As a whole remote working has been a success for most. Some businesses are considering trading in their offices altogether as they’ve realised the benefits of remote working, including improved employee mental health, and reduced commute time and costs. Other businesses are now opening up their offices, yet still allowing employees to have the option to work from home if they wish.
Employee preference varies.
With some employees enjoying working from home, and some looking forward to getting back to the office, it’s become a realisation that everyone works differently. Some employees have found that working from home actually makes them more productive. They have more time in their day due to lack of commute which means they can enjoy doing hobbies before and after work. In some cases employees are sleeping better as they don’t have to get up early which all leads to a happier and overall productive workforce.
On the opposite end of the spectrum, some employees feel less productive working remotely. For employees with small children in the house and other distractions, going to the office created a clear divide between work and home, and a space to concentrate on work. For people who live alone, the office also provides an opportunity to socialise with others. Lots of employers have seen the need to offer options going forward, a space to socialise with colleagues if needed, as well as remote working opportunities.
Other industries have benefited from large scale remote working.
As well as digital products such as Zoom and Teams, other unrelated industries have seen a positive outcome and boost to their industry as a result of remote working. The news came out this week that English golf clubs have collectively seen 20,000 new members join their courses in the three months since most golf clubs reopened. This is the biggest membership growth for a three month period in history. Similar statistics have also been revealed for tennis clubs throughout the UK. More golfers are fighting for tee times and midweek evening golf has soared. The rise in people working from home means they now spend less time in the cities. With lots of commuters in Southern England spending hours of time commuting into London, they now have more time to play golf, and get outside during the summer months. There has also been a 372 per cent increase in tennis court bookings since they reopened in May when compared to last year’s statistics. It’s interesting to note that these two sports were the first to be allowed after lockdown, and can be easily played whilst enforcing social distancing.
As well as golf and tennis, local businesses such as restaurants and cafes have also seen an increase in customers midweek since they reopened.
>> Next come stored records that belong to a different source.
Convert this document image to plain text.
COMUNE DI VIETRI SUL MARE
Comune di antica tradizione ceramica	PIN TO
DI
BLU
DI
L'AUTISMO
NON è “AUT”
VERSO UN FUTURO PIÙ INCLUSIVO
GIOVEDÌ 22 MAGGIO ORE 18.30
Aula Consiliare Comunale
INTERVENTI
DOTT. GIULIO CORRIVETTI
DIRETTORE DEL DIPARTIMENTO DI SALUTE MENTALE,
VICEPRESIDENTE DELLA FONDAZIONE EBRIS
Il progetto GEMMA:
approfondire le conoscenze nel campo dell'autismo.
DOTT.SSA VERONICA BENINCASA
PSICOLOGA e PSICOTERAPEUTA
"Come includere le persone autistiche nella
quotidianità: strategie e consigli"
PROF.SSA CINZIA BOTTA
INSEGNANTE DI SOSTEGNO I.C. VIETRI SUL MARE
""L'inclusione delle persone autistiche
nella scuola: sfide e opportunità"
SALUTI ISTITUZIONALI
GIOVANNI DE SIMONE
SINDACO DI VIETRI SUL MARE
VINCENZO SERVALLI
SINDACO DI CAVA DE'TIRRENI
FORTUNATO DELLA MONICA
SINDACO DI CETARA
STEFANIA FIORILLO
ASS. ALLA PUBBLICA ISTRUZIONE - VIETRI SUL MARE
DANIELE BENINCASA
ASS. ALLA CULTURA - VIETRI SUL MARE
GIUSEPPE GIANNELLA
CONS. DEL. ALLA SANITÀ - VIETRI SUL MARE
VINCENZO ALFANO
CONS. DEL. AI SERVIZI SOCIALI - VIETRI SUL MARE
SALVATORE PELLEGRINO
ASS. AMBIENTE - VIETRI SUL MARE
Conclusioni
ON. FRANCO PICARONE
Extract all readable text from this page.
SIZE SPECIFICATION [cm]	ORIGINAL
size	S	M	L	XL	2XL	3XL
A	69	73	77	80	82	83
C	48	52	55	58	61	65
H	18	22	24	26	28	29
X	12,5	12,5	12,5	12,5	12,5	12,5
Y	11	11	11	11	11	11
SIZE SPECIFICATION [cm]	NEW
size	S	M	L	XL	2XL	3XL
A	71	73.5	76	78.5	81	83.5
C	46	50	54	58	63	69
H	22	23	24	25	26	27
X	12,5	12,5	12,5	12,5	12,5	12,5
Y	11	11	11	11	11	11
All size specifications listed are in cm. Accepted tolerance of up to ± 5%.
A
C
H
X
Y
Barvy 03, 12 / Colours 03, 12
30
With more people working from home and spending all day inside, nipping out to their local restaurant and pub after work has become more appealing, and with employees spending less money on lunch and commuting, some have more income to spend locally.
Other economic impacts.
Whilst golf courses and tennis courts are prospering, the same can’t be said for as many inner city establishments. Eateries such as Pret-A-Manger and Itsu are based in city centres to feed city workers on their lunch breaks. Being cheaper than most restaurants yet tastier than a meal deal they are a popular choice for many workers lunches. With less workers visiting cities and instead working from home, could these establishments continue to operate if working from home becomes a permanent move?
Remote working could also impact the housing market. City living is popular with workers because it generally equates to a shorter commute to work as well as living in the hustle and bustle of the city. With cities not generally ‘bustling’ these days and with remote working taking precedence, could house prices in the city centre drop due to a lack of demand?
Most employees are enjoying working from home. Recent studies from May have shown that 54% of people would prefer to stay working from home, and the Financial Times recently released an article revealing that city employers in London are planning for a lasting switch towards remote working. So, it looks like remote working is here to stay, at least for the majority of 2020.